The MiG Team studied these plans, prototypes and documents, particularly swept wing research and designs, even going as far as to produce a flying test bed in 1945 to check out swept-wing designs concepts as the piston-ringed “pusher”-layout. The swept-wing later proved to have a decisive performance advantage over straight-winged jet fighters when it was introduced into combat over Korea
The MiG-15 bore a much stronger likeness to the than the American F-86 Sabre, which also incorporated German research. The MiG-15 does bear a resemblance in layout, sharing the high tail plane and nose mounted intake, although the aircraft are in different in structure, details and proportions.
The MiG-15 was originally intended to intercept American bombers like the B-29. It was even evaluated in mock battles with a captured B-29. To ensure the destruction of such large bombers, the MiG-15 carried auto cannons: two 23mm with 80 rounds per gun and a single 37 mm with 40 rounds. These Weapons provided punch in the interceptor role, but the limited rate of fire and relatively low velocity made it more difficult to score hits against small manoeuvrable enemy jet fighters in air-to-air combat.
The MiG-15s took part in the first jet-versus-jet dogfights during the Korean War.
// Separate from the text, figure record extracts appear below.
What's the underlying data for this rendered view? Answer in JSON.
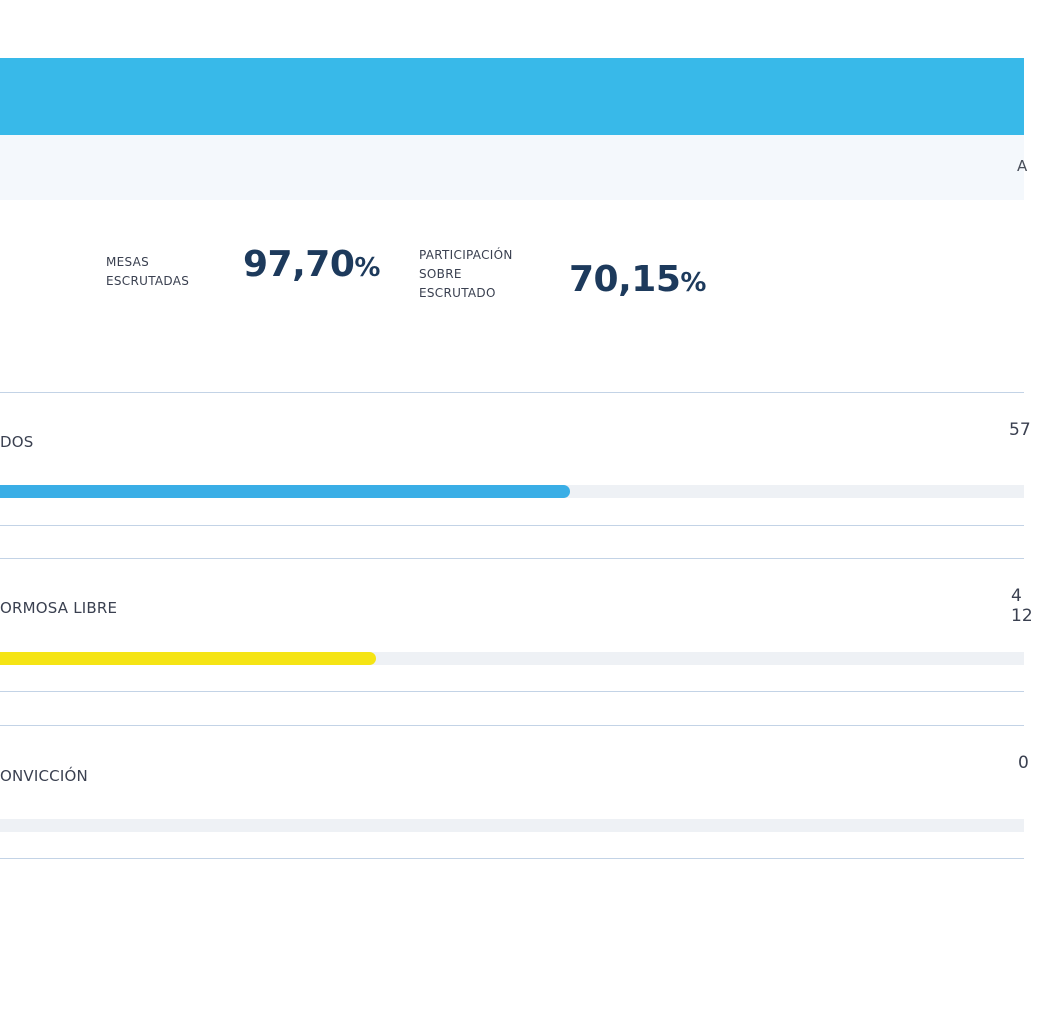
{
  "header": {
    "subbar_right_text": "A"
  },
  "stats": {
    "mesas": {
      "label_lines": [
        "MESAS",
        "ESCRUTADAS"
      ],
      "value": "97,70",
      "unit": "%"
    },
    "participacion": {
      "label_lines": [
        "PARTICIPACIÓN",
        "SOBRE",
        "ESCRUTADO"
      ],
      "value": "70,15",
      "unit": "%"
    }
  },
  "results": [
    {
      "name": "DOS",
      "edge_lines": [
        "57",
        ""
      ],
      "color": "#3aaee6",
      "bar_fraction": 0.557
    },
    {
      "name": "ORMOSA LIBRE",
      "edge_lines": [
        "4",
        "12"
      ],
      "color": "#f5e414",
      "bar_fraction": 0.367
    },
    {
      "name": "ONVICCIÓN",
      "edge_lines": [
        "0",
        ""
      ],
      "color": "#c9ced6",
      "bar_fraction": 0.0
    }
  ]
}
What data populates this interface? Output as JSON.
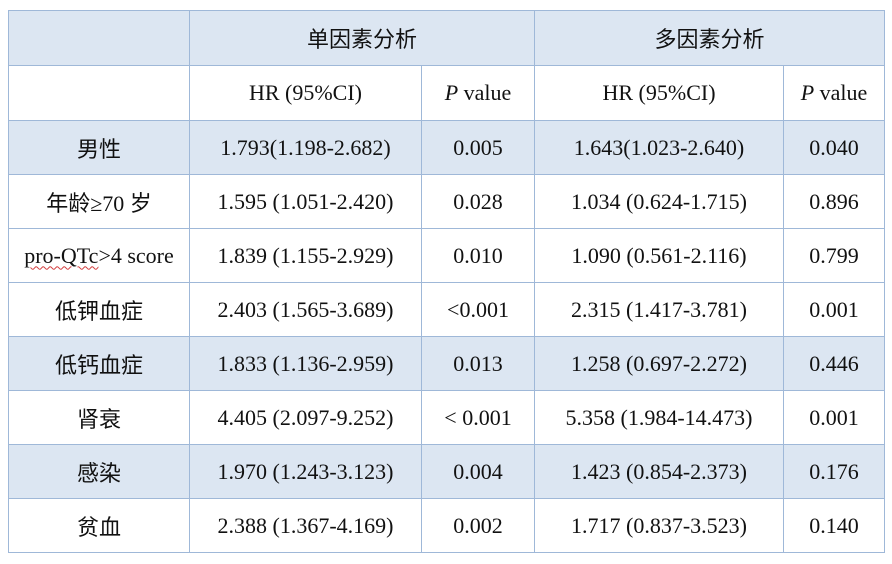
{
  "header": {
    "group_uni": "单因素分析",
    "group_multi": "多因素分析",
    "col_hr": "HR (95%CI)",
    "col_p_italic": "P",
    "col_p_rest": " value"
  },
  "rows": [
    {
      "name": "男性",
      "uni_hr": "1.793(1.198-2.682)",
      "uni_p": "0.005",
      "multi_hr": "1.643(1.023-2.640)",
      "multi_p": "0.040"
    },
    {
      "name": "年龄≥70  岁",
      "uni_hr": "1.595 (1.051-2.420)",
      "uni_p": "0.028",
      "multi_hr": "1.034 (0.624-1.715)",
      "multi_p": "0.896"
    },
    {
      "name_a": "pro-QTc",
      "name_b": ">4 score",
      "uni_hr": "1.839 (1.155-2.929)",
      "uni_p": "0.010",
      "multi_hr": "1.090 (0.561-2.116)",
      "multi_p": "0.799"
    },
    {
      "name": "低钾血症",
      "uni_hr": "2.403 (1.565-3.689)",
      "uni_p": "<0.001",
      "multi_hr": "2.315 (1.417-3.781)",
      "multi_p": "0.001"
    },
    {
      "name": "低钙血症",
      "uni_hr": "1.833 (1.136-2.959)",
      "uni_p": "0.013",
      "multi_hr": "1.258 (0.697-2.272)",
      "multi_p": "0.446"
    },
    {
      "name": "肾衰",
      "uni_hr": "4.405 (2.097-9.252)",
      "uni_p": "< 0.001",
      "multi_hr": "5.358 (1.984-14.473)",
      "multi_p": "0.001"
    },
    {
      "name": "感染",
      "uni_hr": "1.970 (1.243-3.123)",
      "uni_p": "0.004",
      "multi_hr": "1.423 (0.854-2.373)",
      "multi_p": "0.176"
    },
    {
      "name": "贫血",
      "uni_hr": "2.388 (1.367-4.169)",
      "uni_p": "0.002",
      "multi_hr": "1.717 (0.837-3.523)",
      "multi_p": "0.140"
    }
  ],
  "colors": {
    "shade": "#dce6f2",
    "border": "#9fb8d8",
    "spellcheck": "#d23b3b"
  }
}
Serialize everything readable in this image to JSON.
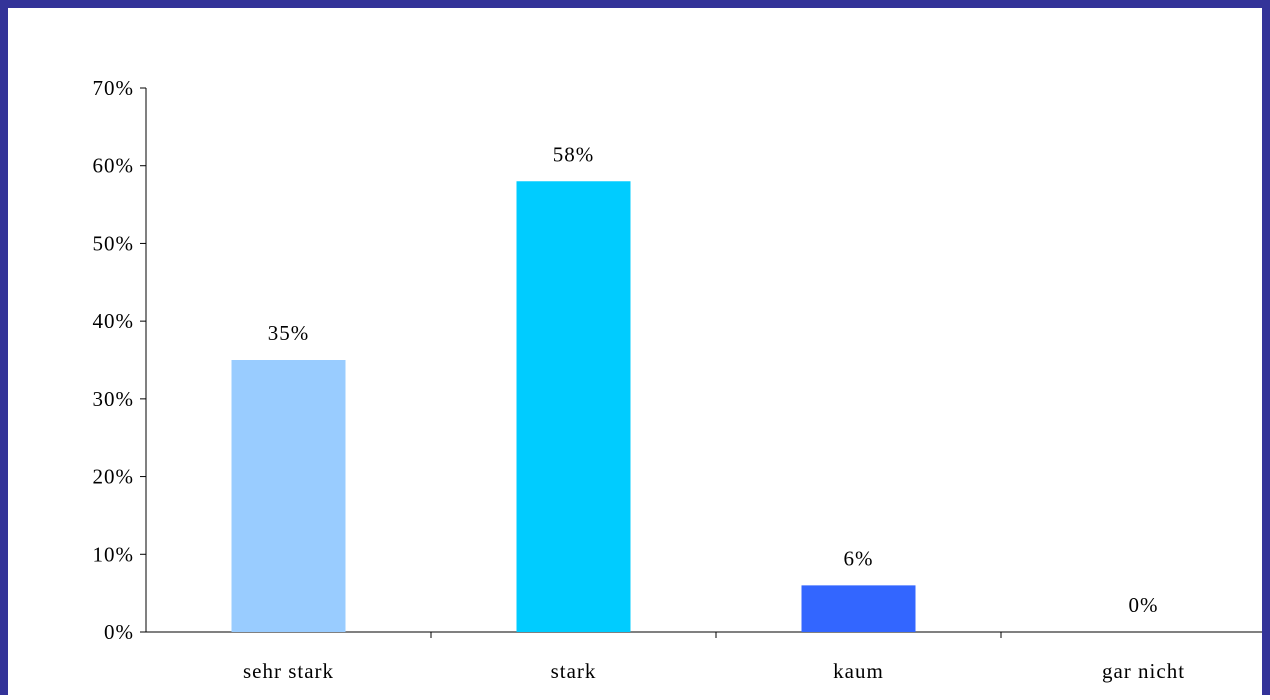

This swept wing aircraft quickly proved superior to the first –generation, straight-wing jets of the western air forces such as the Lockheed F-80 and the British Gloster Meteor, as well as piston-engined P-51 Mustang and Vought F4U Corsairs. The MiG-15 of First Lieutenant Semyon Fyodorovich Khominich scoring the first jet-vs-jet victory in history when he bagged the F-80c of Frank Van Sickle, who died in the encounter.
Lockheed F-80 Gloster Meteor
The MiG-15 performance amazed its Western opponents. The British Chief of The Air Staff said “Not only is it faster than anything we are building today, but it is being produced in very large numbers. The Russians therefore have achieved a four year lead British development in respect of the of the vitally important interceptor fighter” The MiG-15 proved very effective in its designed role against formations of B-29 heavy bombers, shooting down numerous bombers. In a match up with F-86, the results were not clear cut, and the Americans claimed that the F-86 had the advantage in combat skills. The Soviet 64th IAK Claimed 1106 UN aircraft destroyed in the Korean War, compared to Allied records that 142 were downed by Soviet MiG-15 pilots. Western experts do acknowledge many Soviet pilots earned bigger individual scores than their American counterparts.
F-86 Sabre and MiG-15
The MiG-15 is often mentioned, along with the North American F-86 Sabre, as the best fighter aircraft of all time. The MiG-15 remains in service with the Korean Air Force as an advanced trainer.